Grégory Bensadoun, un gamin du Mont-Mesly, a réussi à se faire un nom. Il vient d’ouvrir son cabinet d’avocat à Paris, près des Champs-Elysées.
Il y a près de 20 ans, les gens le croisaient alors qu’il découpait la bidoche dans la boucherie de son tonton Jojo au centre commercial Kennedy à Créteil. Aujourd’hui à 41 ans, Gregory Bensadoun, l’ancien gamin de la cité du Mont-Mesly, reçoit un autre type de clientèle dans le luxueux cabinet d’avocats qu’il vient d’ouvrir à deux pas des Champs-Elysées. Des candidats de la téléréalité, des footballeurs professionnels, des chefs d’entreprise font désormais appel à ce pénaliste réputé.
Une trajectoire toute tracée ? C’est le contraire. Un chemin cabossé et tortueux que Gregory Bensadoun n’a jamais quitté. « Certains sont partis de zéro, moi j’ai commencé dans le négatif », résume l’intéressé.
Sa première plaidoirie en tant que délégué de classe
Il ne faut pas chercher très loin la vocation de cet avocat. Sa mère, vendeuse dans le prêt-à-porter à Créteil Soleil, doit élever seule ses trois enfants au Mont-Mesly. Le métier s’impose de lui-même. Ce sera avocat. Comme le premier qu’il a vu alors que, gamin, il accompagnait sa mère pour le divorce. « L’avocate prenait sa défense, se souvient-il. Et puis, son cabinet parisien était très beau. »
Au lycée Léon-Blum de Créteil, il plaide pour la première fois en tant que délégué de classe. « Un camarade devait se faire expulser pour une histoire d’incivilités. J’ai expliqué que l’école était le seul moyen de le sauver dans un contexte familial difficile. J’ai obtenu un avertissement solennel ! »
Un signe favorable mais il en faudra beaucoup plus pour réussir. « Comme je n’étais pas spécialement un bon élève, j’ai très vite compris que mon seul talent serait la volonté. » Grégory Bensadoun redouble sa terminale, finit par décrocher péniblement son bac et intègre la fac de droit de Créteil.
« Dès que le procès commence, il est sans concession »
Et là c’est la révélation. « Comme ma mère me répétait que l’avenir appartenait à ceux qui se levaient tôt, je ne voulais plus dormir. » C’est l’époque où, pour payer l’université, il enfile la blouse blanche du garçon-boucher à 5 heures du matin, suit ses cours la journée et se vêt de la robe noire le soir pour son stage dans un cabinet d’avocat.
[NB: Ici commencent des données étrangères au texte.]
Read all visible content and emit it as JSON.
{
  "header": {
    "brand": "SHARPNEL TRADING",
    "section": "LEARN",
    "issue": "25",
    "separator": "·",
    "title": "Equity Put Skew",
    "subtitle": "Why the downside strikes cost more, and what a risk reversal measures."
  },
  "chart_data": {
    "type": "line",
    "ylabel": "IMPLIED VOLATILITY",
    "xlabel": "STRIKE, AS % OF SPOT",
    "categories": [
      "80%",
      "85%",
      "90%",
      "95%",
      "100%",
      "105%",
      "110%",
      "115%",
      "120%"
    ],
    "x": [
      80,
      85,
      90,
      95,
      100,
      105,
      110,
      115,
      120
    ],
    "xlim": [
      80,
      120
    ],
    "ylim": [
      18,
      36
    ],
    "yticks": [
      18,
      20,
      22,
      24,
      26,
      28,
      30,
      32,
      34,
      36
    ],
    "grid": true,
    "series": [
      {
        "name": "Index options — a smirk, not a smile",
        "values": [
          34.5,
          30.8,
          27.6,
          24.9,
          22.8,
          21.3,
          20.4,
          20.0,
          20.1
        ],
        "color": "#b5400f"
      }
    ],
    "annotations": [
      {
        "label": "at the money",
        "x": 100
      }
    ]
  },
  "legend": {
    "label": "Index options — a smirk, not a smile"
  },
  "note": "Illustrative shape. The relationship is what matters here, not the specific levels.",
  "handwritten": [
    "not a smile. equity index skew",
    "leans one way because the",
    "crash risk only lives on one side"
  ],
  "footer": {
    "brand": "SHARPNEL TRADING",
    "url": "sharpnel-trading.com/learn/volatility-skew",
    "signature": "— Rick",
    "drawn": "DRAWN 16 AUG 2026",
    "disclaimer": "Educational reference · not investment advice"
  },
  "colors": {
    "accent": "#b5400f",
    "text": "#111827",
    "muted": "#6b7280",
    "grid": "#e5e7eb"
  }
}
Repos le week-end ? « Pas vraiment, se marre-t-il. Je vendais des baskets aux puces de Clignancourt. En fait je me suis rendu compte que j’arrivais à gérer plein de choses en même temps. »
Le petit pénaliste — qui s’est fixé comme devise « d’abord la technique, la morale après » — est alors repéré par Joseph Cohen-Sabban, un ténor du barreau. Il continue d’abattre un boulot énorme. « J’ai dû plaider 5 000 affaires en correctionnelle, entre 50 et 100 aux assises. »
« Je voulais m’en sortir et devenir quelqu’un »
« Je l’ai eu comme contradicteur et contrairement à d’autres confrères, il fait vraiment la part des choses, a remarqué Me Yazid Benmeriem qui l’a connu au lycée Léon-Blum. Mais dès que le procès commence, il est sans concession. »
« A l’époque, j’avais évidemment de l’ambition, considère Gregory Bensadoun. Mais je n’ai pas fait tous ces efforts pour de l’argent. Je voulais m’en sortir et devenir quelqu’un. »
Alors que les clients sont de plus en plus nombreux, il lance son propre cabinet avec ses collaborateurs. Et veut maintenant se spécialiser dans le pénal des affaires. « On essaye de faire de la défense sur-mesure, explique-t-il. Il fallait un beau cabinet. » Il est même plus classe que celui qu’il avait découvert gamin.